Camp is back.... and so is the drama
As I'm sure I've mentioned we've totally screwed up our son. Well we certainly knew it was going to happen. We had to come to grips with the fact that any children of ours would certainly need therapy at some point in their lives. Once we fully came to terms with that we decided it was time to have kids.... but I digress.
Against my better judgment I let Jack go to sleep away camp last year. It was Ted's 2nd year and he loves it and Jack was very excited about going, but I knew in my heart of hearts he was too young and too attached to his parents to be okay with it and sure enough he was. He had a great time while he was there, but came home suffering from a profound case of separation anxiety whenever ANY kind of separation is going to happen. He got back from sleep away camp and started back up at his regular day camp which he'd been going to and LOVING for years and worked himself into a frenzy over the idea that we were going to leave him there (he'd been there 8 days earlier) that he threw up on the way there. And on just about every morning after that until finally a monetary bribe worked (but that took a few weeks before he could work himself up to it). Then when school started - he was in the third grade and going to the same school as always, he climbed SOBBING onto the school bus and held his hands out the window to us while he continued SOBBING. There wasn't a dry eye in the neighborhood watching that scene. This continued for the entire first week, though he was finally able to get it together and had a mostly fine year as far as that was concerned.
Now to this summer. His stated reasons for hating the summer camp he previously loved were numerous and inventive; it was rusty, it's hot outside, they don't play football right... things like that and Brad was prepared to send him somewhere else, but believing any place would be tough for him I pushed to keep him there because it's a known entity for him and the staff know and love him and are ready, willing, and able to deal with the fact that he may literally vomit every morning in their bathroom. Today was the first day I got to take him to camp (Brad's in NC) and yes, he managed to vomit in the car on the ride over and was then totally surprised that I was still leaving him there. "but wait, I threw up, now I don't have to go." "uh, honey, you threw up because of your nerves and they know that, you're not sick, you're still going."
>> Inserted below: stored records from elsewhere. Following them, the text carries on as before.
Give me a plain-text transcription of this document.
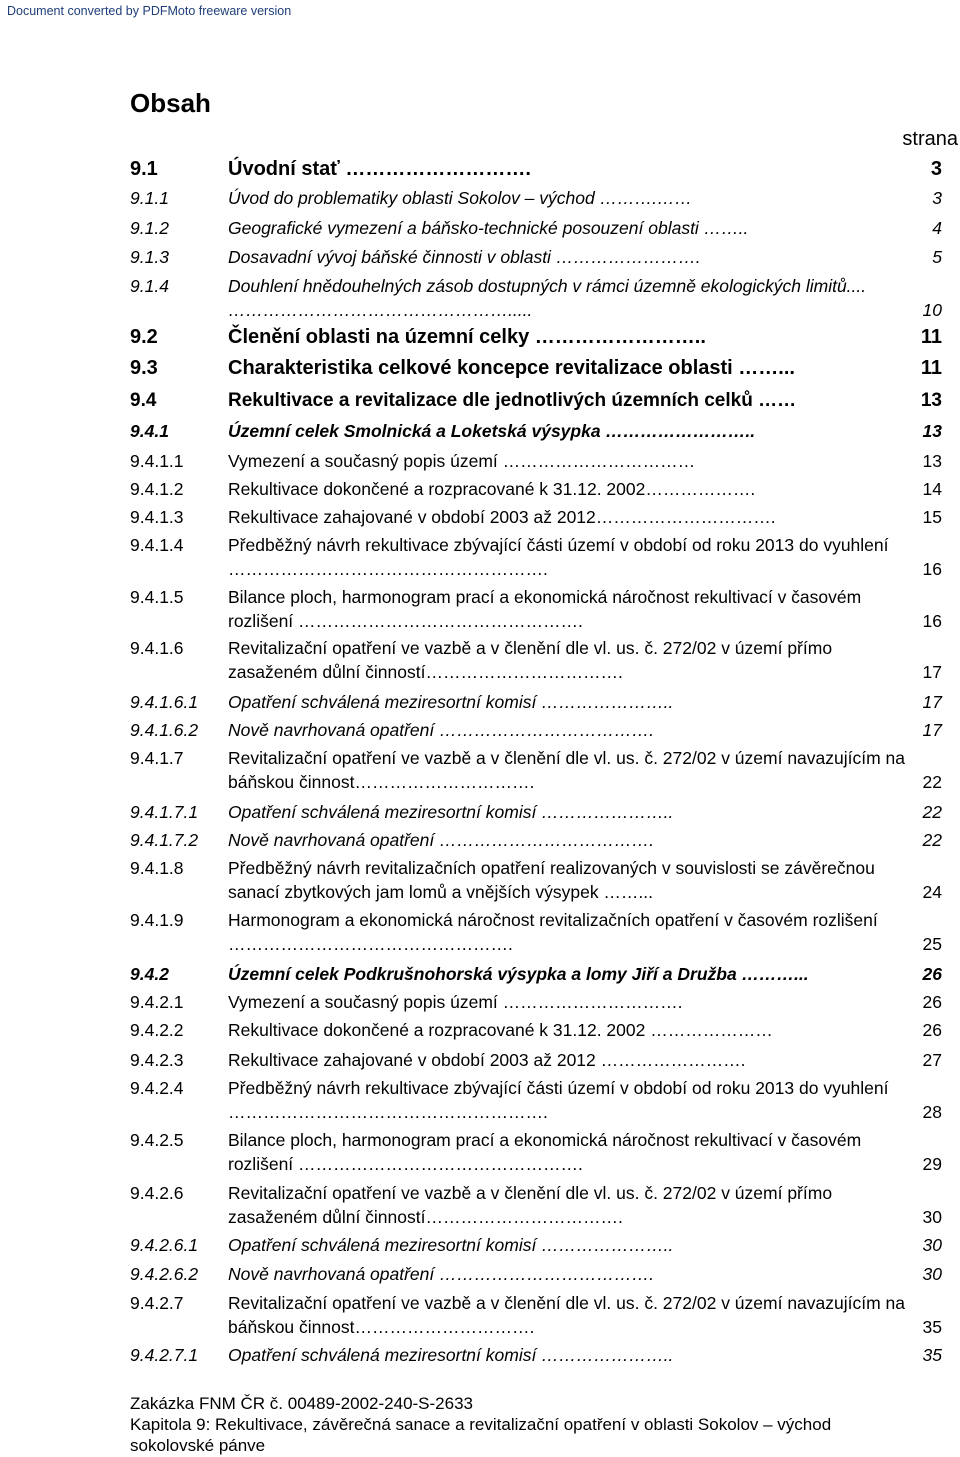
Document converted by PDFMoto freeware version
Obsah
strana
9.1	Úvodní stať ……………………….	3
9.1.1	Úvod do problematiky oblasti Sokolov – východ ……….……	3
9.1.2	Geografické vymezení a báňsko-technické posouzení oblasti ……..	4
9.1.3	Dosavadní vývoj báňské činnosti v oblasti …………………….	5
9.1.4	Douhlení hnědouhelných zásob dostupných v rámci územně ekologických limitů.... ………………………………………….....	10
9.2	Členění oblasti na územní celky ……………………..	11
9.3	Charakteristika celkové koncepce revitalizace oblasti ……...	11
9.4	Rekultivace a revitalizace dle jednotlivých územních celků ……	13
9.4.1	Územní celek Smolnická a Loketská výsypka ……………………..	13
9.4.1.1	Vymezení a současný popis území ……………………………	13
9.4.1.2	Rekultivace dokončené a rozpracované k 31.12. 2002……………….	14
9.4.1.3	Rekultivace zahajované v období 2003 až 2012………………………….	15
9.4.1.4	Předběžný návrh rekultivace zbývající části území v období od roku 2013 do vyuhlení ……………………………………………….	16
9.4.1.5	Bilance ploch, harmonogram prací a ekonomická náročnost rekultivací v časovém rozlišení ………………………………………….	16
9.4.1.6	Revitalizační opatření ve vazbě a v členění dle vl. us. č. 272/02 v území přímo zasaženém důlní činností…………………………….	17
9.4.1.6.1	Opatření schválená meziresortní komisí …………………..	17
9.4.1.6.2	Nově navrhovaná opatření ……………………………….	17
9.4.1.7	Revitalizační opatření ve vazbě a v členění dle vl. us. č. 272/02 v území navazujícím na báňskou činnost………………………….	22
9.4.1.7.1	Opatření schválená meziresortní komisí …………………..	22
9.4.1.7.2	Nově navrhovaná opatření ……………………………….	22
9.4.1.8	Předběžný návrh revitalizačních opatření realizovaných v souvislosti se závěrečnou sanací zbytkových jam lomů a vnějších výsypek ……...	24
9.4.1.9	Harmonogram a ekonomická náročnost revitalizačních opatření v časovém rozlišení ………………………………………….	25
9.4.2	Územní celek Podkrušnohorská výsypka a lomy Jiří a Družba ………...	26
9.4.2.1	Vymezení a současný popis území ………………………….	26
9.4.2.2	Rekultivace dokončené a rozpracované k 31.12. 2002 …………………	26
9.4.2.3	Rekultivace zahajované v období 2003 až 2012 …………………….	27
9.4.2.4	Předběžný návrh rekultivace zbývající části území v období od roku 2013 do vyuhlení ……………………………………………….	28
9.4.2.5	Bilance ploch, harmonogram prací a ekonomická náročnost rekultivací v časovém rozlišení ………………………………………….	29
9.4.2.6	Revitalizační opatření ve vazbě a v členění dle vl. us. č. 272/02 v území přímo zasaženém důlní činností…………………………….	30
9.4.2.6.1	Opatření schválená meziresortní komisí …………………..	30
9.4.2.6.2	Nově navrhovaná opatření ……………………………….	30
9.4.2.7	Revitalizační opatření ve vazbě a v členění dle vl. us. č. 272/02 v území navazujícím na báňskou činnost………………………….	35
9.4.2.7.1	Opatření schválená meziresortní komisí …………………..	35
Zakázka FNM ČR č. 00489-2002-240-S-2633
Kapitola 9: Rekultivace, závěrečná sanace a revitalizační opatření v oblasti Sokolov – východ
sokolovské pánve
Let me stop and say he has a fabulous time while he's there. We get regular updates from his counselors and the camp director and they consistently report that he is having a ball. And if he's talking about camp and not realizing the implications of us knowing how much fun he is having he tells hilarious stories of the wonderful and crazy things they get to do there. But of course being Mr. Manipulative he is very careful not to let his guard down too often as he'd much rather tell us the place is rusty so he shouldn't have to go (read: I don't want you to ever leave my side for any reason whatsoever!)
Anyway - I hadn't intended to really get into all that, but there it is. Camp is back and so is the vomiting drama. We're working on coping mechanisms and I think maybe it's getting a little better. I'm hoping before he goes to high school he'll be able to leave our side more easily.
Teddy and girls
is a fun and painful thing to watch. Recently Teddy was at an end of school beach blast party and there he lost a tooth (the boy has lost 3-4 teeth in the past month). Apparently once the bloody molar was in a baggy he ran around the blacktop shoving it into as many girls' faces as he could. Brad was horrified by this behavior, I've got to say, it just made me laugh.
Then we were at the pool the other day and he kept going up to a group of girls who were minding their own business and splashing them. Brad was completely agitated by this. "We have to make him stop that, I don't think the girls like it." I got him to sit back down. If the girls don't like it, they'll have to figure out how to get him to stop it. I'm confident they can put him in his place if they want to and equally confident Ted will continue to annoy them until they do just that. This is just all part of the ritual - both sides need to learn how to deal with each other. We watched while Brad gripped the sides of his chair hard enough that his knuckles had lost all color, but eventually Ted managed to insinuate himself into a rousing game of keep away with the girls and their fathers.. no harm, no foul. And eventually the feeling came back into Brad's fingers.